I woke up this morning in the parking lot of a resort hotel in Orlando, Florida. Grabbed my guitar and room key and headed through the lobby to find the elevator bank.
There's a talking red parrot being heckled by chubby kids in shorts and swim goggles. I can’t quite hear the parrot’s retort.
I am pretty sure I'm being stared down by a man in a Hawaiian shirt and flip-flops. A woman corrals her Disney-clad children closer to her as I walk by.
I realize that while my bed-head hairdo and derelict-sheik clothing might look good on stage, it’s currently making me look like a homeless dude who stumbled into the lobby with an acoustic guitar.
The fact that I didn't shower after last night’s gig doesn't help. I’m usually pretty self-confident, but I don't feel cool right now. I actually feel quite lonely. The sight of kids on vacation with their parents laughing and skipping through the lobby makes me miss my girlfriend and our daughter terribly. I get hit with a wave of depression.
So far, my morning isn't starting out great. I consider the fact that our tour bus, conveniently located in the parking lot outside, is stocked with beer and liquor. I could drink my way through the day in a hammock on the man-made beach, watching stray alligators swim past sun-burnt tourists in paddle boats.
It's aptly named Hemingway Beach, which makes the thought of drinking all the more appealing. Considering how easy it would be to become a full-blown alcoholic on a tour with so many days off, I change my mind and continue up to my hotel room. I make a healthier choice and suit up for a 5-mile run around the resort golf course.
There's a saying in the music business: "I play the shows for free, it’s the rest of the day I get paid for."
Like most men, I like to fill the holes in my life with tools and toys. Since my work is play, my tools are toys: guitars. I love guitars — lust for them, actually. I care more about guitars than I do about my own body. Case in point: I recently opted out of getting an abdominal MRI because when I heard how much it cost, all I could think about was how I could buy that gold top I've always wanted with the same money. I realize that kind of thinking is sheer insanity, but when love isn't crazy, it's not really love.

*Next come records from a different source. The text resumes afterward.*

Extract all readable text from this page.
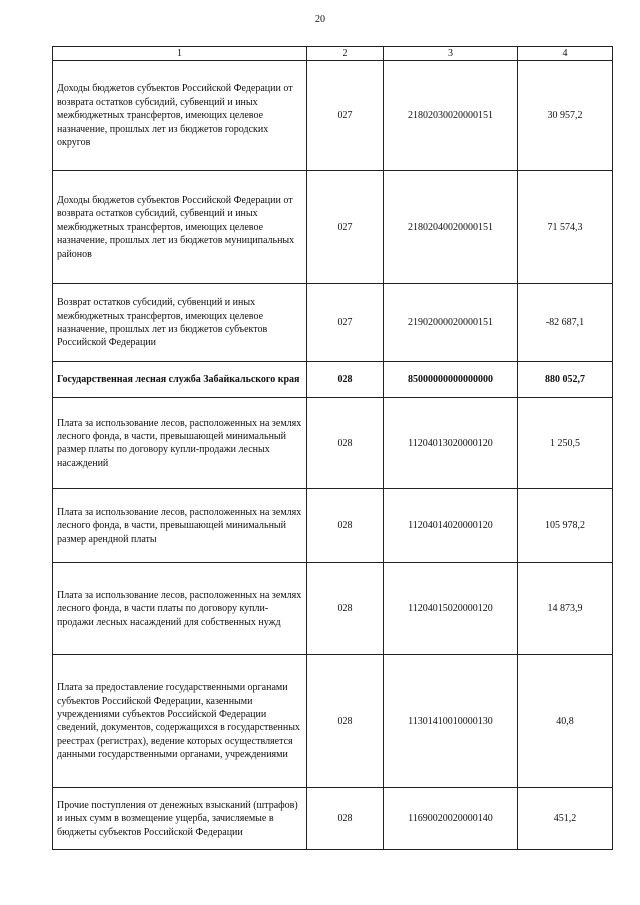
20
1	2	3	4
Доходы бюджетов субъектов Российской Федерации от возврата остатков субсидий, субвенций и иных межбюджетных трансфертов, имеющих целевое назначение, прошлых лет из бюджетов городских округов	027	21802030020000151	30 957,2
Доходы бюджетов субъектов Российской Федерации от возврата остатков субсидий, субвенций и иных межбюджетных трансфертов, имеющих целевое назначение, прошлых лет из бюджетов муниципальных районов	027	21802040020000151	71 574,3
Возврат остатков субсидий, субвенций и иных межбюджетных трансфертов, имеющих целевое назначение, прошлых лет из бюджетов субъектов Российской Федерации	027	21902000020000151	-82 687,1
Государственная лесная служба Забайкальского края	028	85000000000000000	880 052,7
Плата за использование лесов, расположенных на землях лесного фонда, в части, превышающей минимальный размер платы по договору купли-продажи лесных насаждений	028	11204013020000120	1 250,5
Плата за использование лесов, расположенных на землях лесного фонда, в части, превышающей минимальный размер арендной платы	028	11204014020000120	105 978,2
Плата за использование лесов, расположенных на землях лесного фонда, в части платы по договору купли-продажи лесных насаждений для собственных нужд	028	11204015020000120	14 873,9
Плата за предоставление государственными органами субъектов Российской Федерации, казенными учреждениями субъектов Российской Федерации сведений, документов, содержащихся в государственных реестрах (регистрах), ведение которых осуществляется данными государственными органами, учреждениями	028	11301410010000130	40,8
Прочие поступления от денежных взысканий (штрафов) и иных сумм в возмещение ущерба, зачисляемые в бюджеты субъектов Российской Федерации	028	11690020020000140	451,2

On the subject of love, I just bought a 1968 Martin D-35. I bought it from my friend Doug at Mountain Cat Guitars. The guitar is the rarer 12-fret model with a slotted headstock. I've wanted a D-35 ever since I saw Bernard Butler of Suede play one at an acoustic performance in the Bowery Ballroom.
It's got a beautiful three-piece Brazilian rosewood back and a super-slack tension that's great for fingerpicking or a deep Norman Blake-like bluegrass tone. Normally these guitars are pretty pricey. I've seen them at Guitar Center for upwards of $7,000, but that’s for a super-clean one. Mine's dirty, and I like it that way — a real "player’s guitar."
When I say "player’s guitar" I don't mean it in a "Pimp My Ride" sort of way; nor is it a value judgement on the level of skill a guitarist has. A player’s guitar is a familiar term in the vintage guitar business that means a great-playing vintage guitar that's probably cosmetically messed up with swapped-out parts.
Many guitarists prefer "player’s guitars," because they were mostly likely played to death for a reason; they are great guitars to play. The ones that sat underneath someone's bed in pristine condition for 25 years were obviously not all that inspiring to pick up.
My newly acquired, yet beat-up old Martin is inspiring to pick up and to play. Each crack, ding and dent on it adds more character; just like your favorite pair of jeans or that threadbare T-shirt your girlfriend loves to sleep in.
Earlier in the week, I had a chance to walk around my friend’s farm and play the guitar for six gigantic horses called Percherons. The youngest of the six giants tried to join in the jam by biting the headstock of my guitar. The horse’s giant teeth and slobbery mouth nicked a bit of the old Martin logo off.
If the guitar were a mint-condition closet classic I'd probably be bothered, but on this old player Martin, a horse bite just adds character.